The Elementals: La flor de pascua

VIII. La marca en la aguja.

Rato después, Nyssara apenas había logrado recuperar el aliento cuando escucharon pasos arriba. No eran muchos, pero el sonido era firme, pesado, como botas que arrastraban humedad y barro. Sabrina levantó la vista al instante; su instinto se tensó como una cuerda estirada.

La pequeña puerta crujió.

Nyssara retrocedió un paso… hasta que vio que era la misma mujer. Bajaba las escaleras a toda prisa, con el rostro más pálido que antes y respirando entrecortado, como si acabara de atravesar la ciudad completa sin detenerse.

—Escúchenme —susurró, cerrando la puerta tras de sí con urgencia—. No tienen mucho tiempo.

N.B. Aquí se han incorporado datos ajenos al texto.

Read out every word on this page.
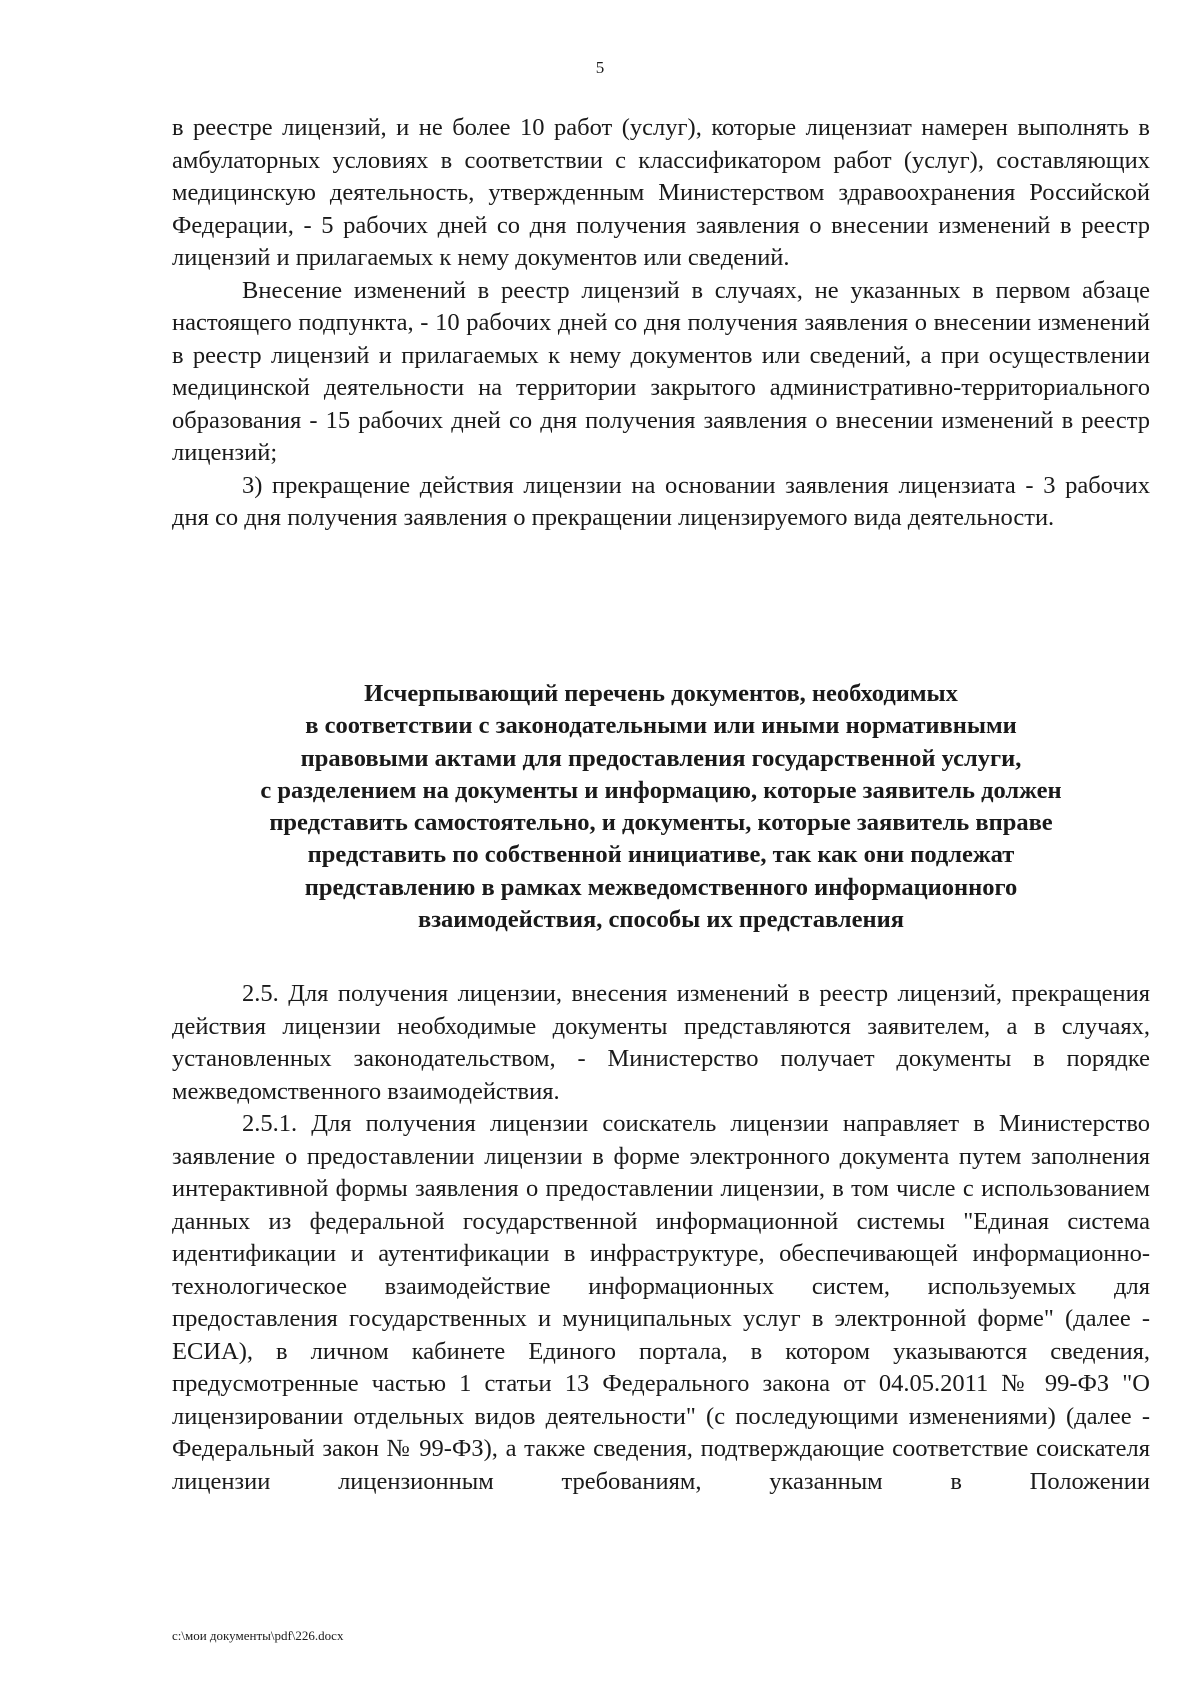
5

в реестре лицензий, и не более 10 работ (услуг), которые лицензиат намерен выполнять в амбулаторных условиях в соответствии с классификатором работ (услуг), составляющих медицинскую деятельность, утвержденным Министерством здравоохранения Российской Федерации, - 5 рабочих дней со дня получения заявления о внесении изменений в реестр лицензий и прилагаемых к нему документов или сведений.

Внесение изменений в реестр лицензий в случаях, не указанных в первом абзаце настоящего подпункта, - 10 рабочих дней со дня получения заявления о внесении изменений в реестр лицензий и прилагаемых к нему документов или сведений, а при осуществлении медицинской деятельности на территории закрытого административно-территориального образования - 15 рабочих дней со дня получения заявления о внесении изменений в реестр лицензий;

3) прекращение действия лицензии на основании заявления лицензиата - 3 рабочих дня со дня получения заявления о прекращении лицензируемого вида деятельности.

Исчерпывающий перечень документов, необходимых
в соответствии с законодательными или иными нормативными
правовыми актами для предоставления государственной услуги,
с разделением на документы и информацию, которые заявитель должен
представить самостоятельно, и документы, которые заявитель вправе
представить по собственной инициативе, так как они подлежат
представлению в рамках межведомственного информационного
взаимодействия, способы их представления

2.5. Для получения лицензии, внесения изменений в реестр лицензий, прекращения действия лицензии необходимые документы представляются заявителем, а в случаях, установленных законодательством, - Министерство получает документы в порядке межведомственного взаимодействия.

2.5.1. Для получения лицензии соискатель лицензии направляет в Министерство заявление о предоставлении лицензии в форме электронного документа путем заполнения интерактивной формы заявления о предоставлении лицензии, в том числе с использованием данных из федеральной государственной информационной системы "Единая система идентификации и аутентификации в инфраструктуре, обеспечивающей информационно-технологическое взаимодействие информационных систем, используемых для предоставления государственных и муниципальных услуг в электронной форме" (далее - ЕСИА), в личном кабинете Единого портала, в котором указываются сведения, предусмотренные частью 1 статьи 13 Федерального закона от 04.05.2011 № 99-ФЗ "О лицензировании отдельных видов деятельности" (с последующими изменениями) (далее - Федеральный закон № 99-ФЗ), а также сведения, подтверждающие соответствие соискателя лицензии лицензионным требованиям, указанным в Положении

c:\мои документы\pdf\226.docx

Sabrina se incorporó ligeramente.

—¿Qué pasa ahora?

La mujer se acercó a ellas, sosteniendo una lámpara cuyos destellos temblaban igual que sus manos.

—No son solo los caballeros los que las están buscando —dijo, bajando la voz hasta casi un murmullo—. La gente de la ciudad… está empezando a notar cosas. El frío, las tormentas, ese aire extraño que quema la garganta. Dicen que el clima cambió de golpe, como si el invierno hubiera caído entero sobre nuestras cabezas en un solo día.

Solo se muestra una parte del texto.